Primary file System storage optimization (that is, to cram more data into the same space) continues to grow in popularity. The challenge here is that duplicate data deletion from primary storage is not without rules. You can't delete this duplicate data, and you can't delete the duplicate data, you have to recognize the impact of the removal of duplicate data on the performance of the device.
EMC has announced the ability to remove duplicate data on its own Celerra platform. NetApp has been using this feature for some time. Other vendors also add this functionality in a positive way by compressing and deleting data after data is not flowing. Then, companies such as Storwize have been providing this functionality in the form of online real-time compression.

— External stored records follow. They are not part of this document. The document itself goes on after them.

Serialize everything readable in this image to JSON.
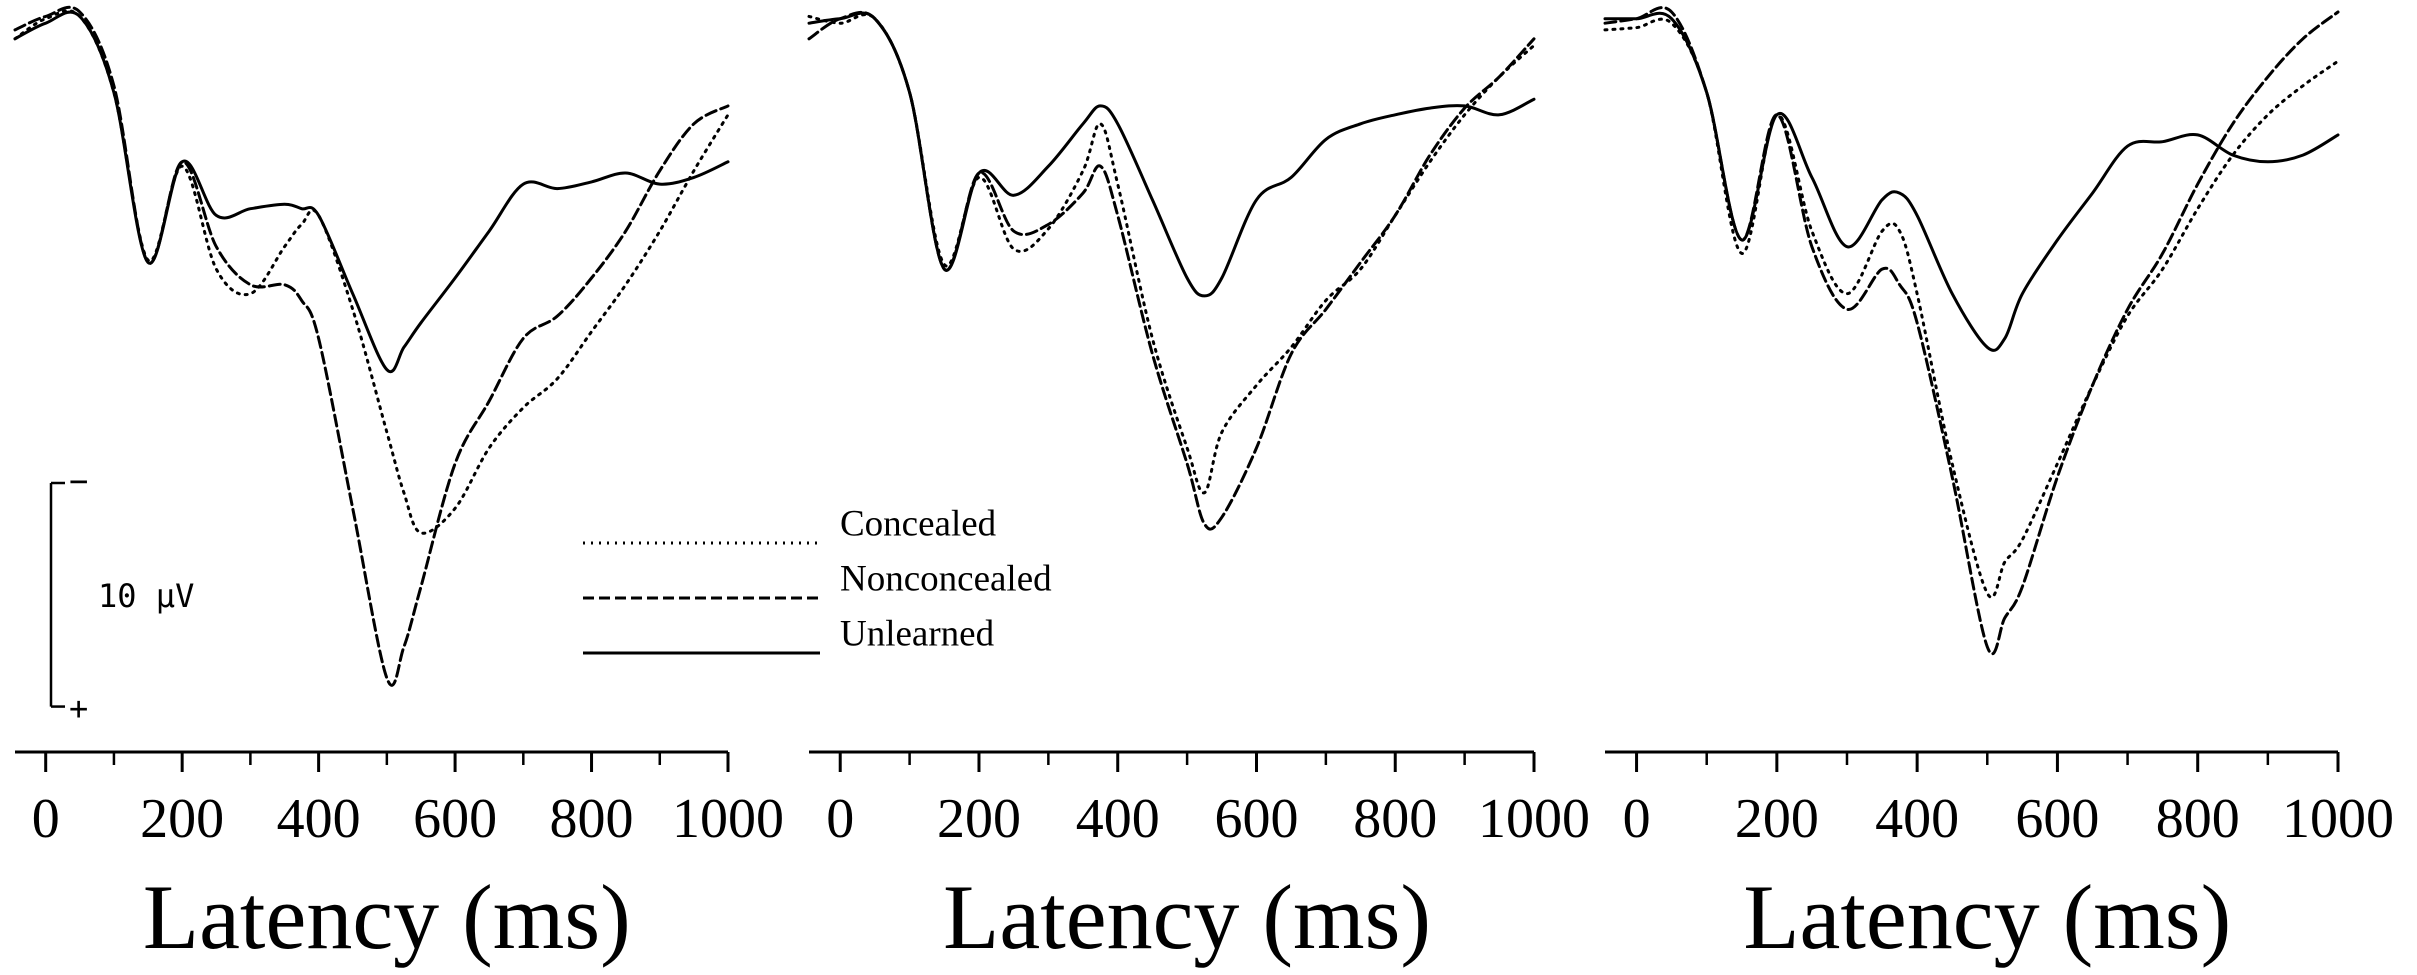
{
  "chart_data": [
    {
      "type": "line",
      "xlabel": "Latency (ms)",
      "x": [
        -45,
        0,
        50,
        100,
        150,
        200,
        250,
        300,
        350,
        375,
        400,
        450,
        500,
        525,
        550,
        600,
        650,
        700,
        750,
        800,
        850,
        900,
        950,
        1000
      ],
      "xlim": [
        -45,
        1000
      ],
      "xticks": [
        0,
        200,
        400,
        600,
        800,
        1000
      ],
      "xminor": [
        100,
        300,
        500,
        700,
        900
      ],
      "ylim": [
        -1,
        32.6
      ],
      "y_inverted": true,
      "scale_bar": {
        "value": 10,
        "label": "10 μV",
        "neg": "−",
        "pos": "+"
      },
      "series": [
        {
          "name": "Concealed",
          "style": "dotted",
          "color": "#000",
          "values": [
            0.7,
            -0.2,
            -0.3,
            3.1,
            10.6,
            6.4,
            11.0,
            12.1,
            10.0,
            9.0,
            8.6,
            12.8,
            18.3,
            21.0,
            22.8,
            21.7,
            19.0,
            17.2,
            15.9,
            13.8,
            11.7,
            9.3,
            6.6,
            4.1
          ]
        },
        {
          "name": "Nonconcealed",
          "style": "dashed",
          "color": "#000",
          "values": [
            0.3,
            -0.3,
            -0.5,
            2.8,
            10.7,
            6.2,
            10.0,
            11.7,
            11.7,
            12.4,
            14.1,
            21.7,
            29.3,
            27.9,
            25.2,
            19.7,
            16.9,
            14.1,
            13.1,
            11.4,
            9.3,
            6.6,
            4.5,
            3.7
          ]
        },
        {
          "name": "Unlearned",
          "style": "solid",
          "color": "#000",
          "values": [
            0.7,
            0,
            -0.3,
            3.1,
            10.7,
            6.2,
            8.6,
            8.3,
            8.1,
            8.3,
            8.6,
            12.1,
            15.5,
            14.5,
            13.4,
            11.4,
            9.3,
            7.2,
            7.4,
            7.1,
            6.7,
            7.2,
            6.9,
            6.2
          ]
        }
      ]
    },
    {
      "type": "line",
      "xlabel": "Latency (ms)",
      "x": [
        -45,
        0,
        50,
        100,
        150,
        200,
        250,
        300,
        350,
        375,
        400,
        450,
        500,
        525,
        550,
        600,
        650,
        700,
        750,
        800,
        850,
        900,
        950,
        1000
      ],
      "xlim": [
        -45,
        1000
      ],
      "xticks": [
        0,
        200,
        400,
        600,
        800,
        1000
      ],
      "xminor": [
        100,
        300,
        500,
        700,
        900
      ],
      "ylim": [
        -1,
        32.6
      ],
      "y_inverted": true,
      "series": [
        {
          "style": "dotted",
          "color": "#000",
          "values": [
            -0.3,
            0,
            -0.2,
            3.1,
            10.8,
            6.9,
            10.1,
            9.2,
            6.6,
            4.5,
            7.2,
            14.1,
            19.0,
            21.0,
            18.3,
            16.2,
            14.5,
            12.4,
            11.0,
            8.6,
            6.2,
            4.1,
            2.4,
            1.0
          ]
        },
        {
          "style": "dashed",
          "color": "#000",
          "values": [
            0.7,
            -0.2,
            -0.2,
            3.1,
            11.0,
            6.7,
            9.3,
            9.0,
            7.6,
            6.4,
            8.6,
            14.8,
            19.7,
            22.4,
            22.1,
            19.0,
            14.8,
            12.8,
            10.7,
            8.6,
            5.9,
            3.8,
            2.4,
            0.7
          ]
        },
        {
          "style": "solid",
          "color": "#000",
          "values": [
            0,
            -0.2,
            -0.2,
            3.1,
            11.0,
            6.7,
            7.7,
            6.4,
            4.5,
            3.7,
            4.5,
            7.9,
            11.4,
            12.2,
            11.4,
            7.9,
            6.9,
            5.2,
            4.5,
            4.1,
            3.8,
            3.7,
            4.1,
            3.4
          ]
        }
      ]
    },
    {
      "type": "line",
      "xlabel": "Latency (ms)",
      "x": [
        -45,
        0,
        50,
        100,
        150,
        200,
        250,
        300,
        350,
        375,
        400,
        450,
        500,
        525,
        550,
        600,
        650,
        700,
        750,
        800,
        850,
        900,
        950,
        1000
      ],
      "xlim": [
        -45,
        1000
      ],
      "xticks": [
        0,
        200,
        400,
        600,
        800,
        1000
      ],
      "xminor": [
        100,
        300,
        500,
        700,
        900
      ],
      "ylim": [
        -1,
        32.6
      ],
      "y_inverted": true,
      "series": [
        {
          "style": "dotted",
          "color": "#000",
          "values": [
            0.3,
            0.2,
            0,
            3.1,
            10.3,
            4.1,
            9.3,
            12.1,
            9.3,
            9.3,
            12.1,
            19.7,
            25.5,
            24.1,
            23.1,
            19.7,
            16.2,
            13.1,
            11.0,
            8.3,
            5.9,
            4.1,
            2.8,
            1.7
          ]
        },
        {
          "style": "dashed",
          "color": "#000",
          "values": [
            0,
            -0.2,
            -0.5,
            3.1,
            9.7,
            4.1,
            10.0,
            12.8,
            11.0,
            11.7,
            13.4,
            20.3,
            27.9,
            26.6,
            25.2,
            20.3,
            16.2,
            12.8,
            10.3,
            7.2,
            4.5,
            2.4,
            0.7,
            -0.5
          ]
        },
        {
          "style": "solid",
          "color": "#000",
          "values": [
            -0.2,
            -0.2,
            -0.2,
            3.1,
            9.7,
            4.1,
            6.9,
            10.0,
            7.9,
            7.6,
            8.6,
            12.1,
            14.5,
            14.1,
            12.1,
            9.7,
            7.6,
            5.5,
            5.3,
            5.0,
            5.9,
            6.2,
            5.9,
            5.0
          ]
        }
      ]
    }
  ]
}
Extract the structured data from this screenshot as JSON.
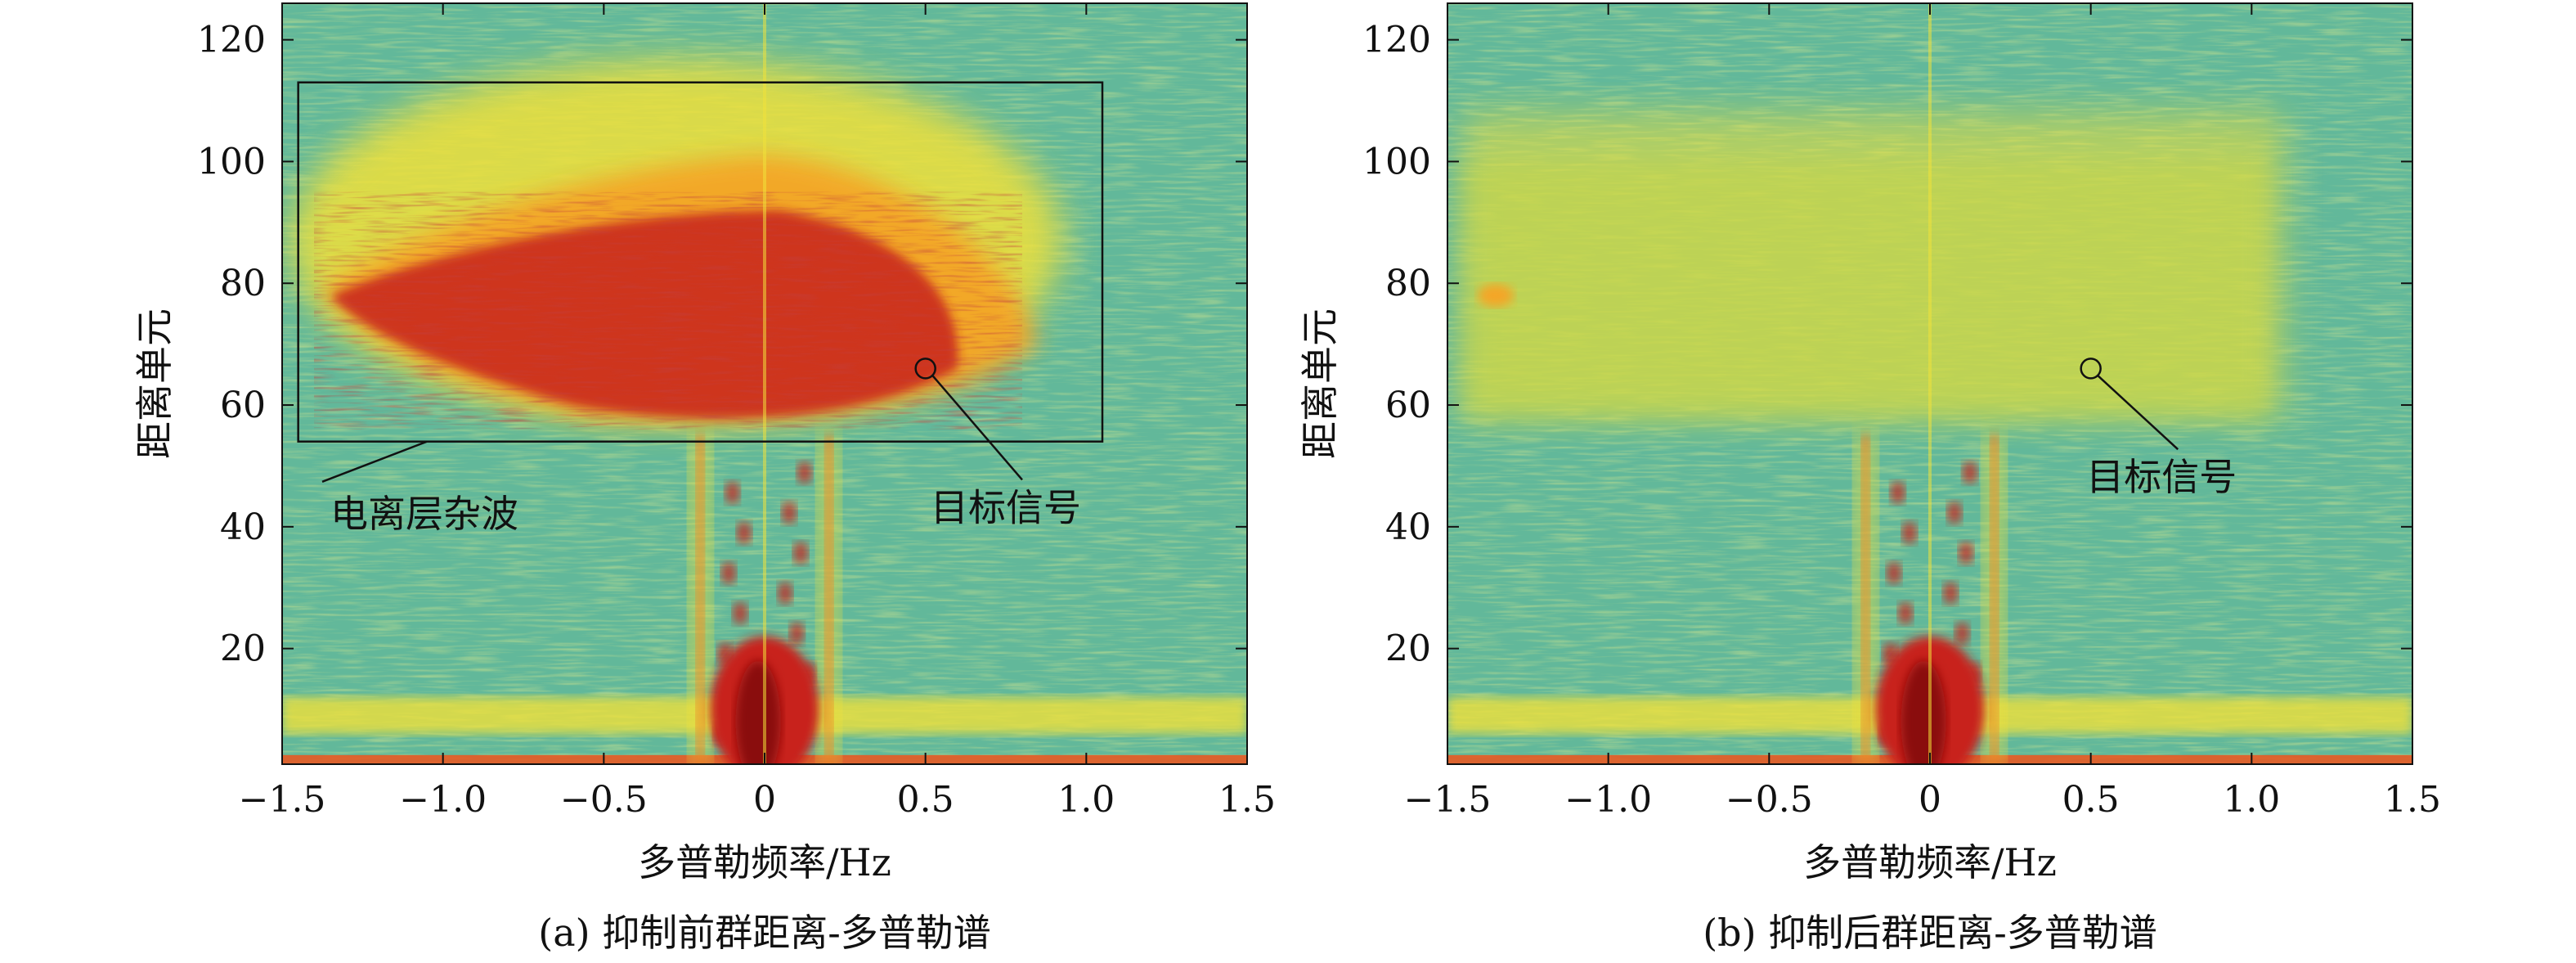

As storage virtualization and streamlined configuration have proven, primary storage is better when you don't have to compromise. The problem with imposing some conditions on the primary storage is that things can become more complex. This complexity can lead people to not apply this technology. The more transparent and versatile the technology, the greater the chance of success.
The challenge with some primary storage optimizations is that it basically depends on the type of data you have and the amount of work you have to access that data. There are some benefits to deleting duplicate data, and it is clear that there must be duplicate data. Therefore, a full backup every week is the ideal application for removing duplicate data. On the other hand, primary storage is not all duplicate data.
In addition to primary storage, removing duplicate data is associated with heavy input/output tasks and random read/write input and output. In these cases, users may experience the performance impact of applying duplicate data deletions.
As a result, most manufacturers recommend limiting the application of this technology to home directories (directories) and VMware mirroring, where data duplication is highly likely and the workload is mainly read data.
In particular, do not use the ability to delete duplicate data in the database. There are concerns that there is a large amount of duplicate data in the database, and that removing duplicate data can have an impact on performance. As we noted in the Database storage optimization article, reducing Oracle database data, online, and implementing compression solutions may be more appropriate here. Database is the most suitable compression, regardless of whether there is duplication of data, real-time compression in most cases will not have a direct impact on performance.
As data growth continues to accelerate, more data optimization will be required. Using multiple technologies may be the only way to stop this trend. Compression may be widely used. As a complement to the deletion of duplicate data that should be applied to specific workloads, this method of deleting duplicate data should be applied to the archive and not used in primary storage. All of these require tools that can improve staff efficiency and resource efficiency.